Although the report identifies Chinatown as the most walkable area of the region, Asian Americans for Equality equality fund director Isabelle Leighton warned that the demand for walkable space is causing urban gentrification, and Chinatown is gentrifying very quickly.
"Citywide we have seen that over the last 10 years, rents in New York City have increased by 22%," Leighton said. "But in gentrifying places, that number is 35%."
Additionally, Leighton said she wants to see more services for low-income people to go with walkability in increasing high-density housing along transit corridors.
Taconic Investment Partners CEO Charles Bendit said he took particular interest in the finding that real estate values in walkable areas were on average two and a half times the value of drivable suburban areas. The developer and real estate operator said that he has observed firsthand the mismatch of demand for walkable and drivable suburban real estate.

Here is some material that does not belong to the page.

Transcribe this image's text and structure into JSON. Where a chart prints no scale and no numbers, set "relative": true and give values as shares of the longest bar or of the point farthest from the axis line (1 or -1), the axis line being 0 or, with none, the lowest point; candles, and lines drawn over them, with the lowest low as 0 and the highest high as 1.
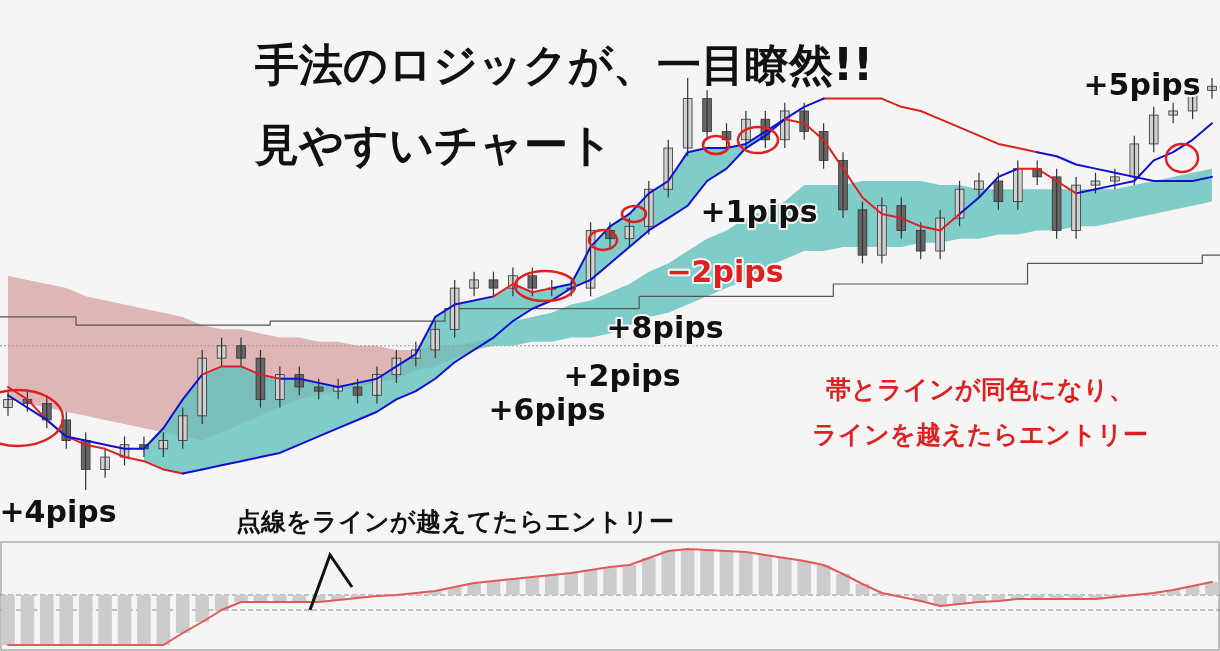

"I have not seen any change in office rents in many New Jersey suburbs and Westchester in the last 30 years," Bendit said. "But my firm bought a building in New York City in the 1980s which first rented for $45/SF that now fetches nearly $400/SF. That shows the incredible demand for walkable real estate."
Redfin economist Nela Richardson said she endorsed the report's finding that walkable development leads to social equity. She said social equity means everyone living in a community has access to opportunity and an ability to take advantage of regional economic growth.
"We have to frame this into an economic issue, rather than an affordable housing issue," Richardson said. "The pie is growing bigger, but we are making it so that people who work can't afford the pies."
Neighborhoods in the United States most open to people of all walks of life need to have the most diverse housing types. Richardson used Takoma Park, Md., as an example for others to follow; the community has the most varied housing stock and it close to Washington, DC.
While the development community could be eager to branch out with walkable development, it seems there is a lot of public education to do before the findings of the report become accepted by the greater community especially, those in suburbs who may not want to see change.
"We need to go to these communities and transform NIMBY into YIMBY," GWU CREUA chair Christopher Leinberger said.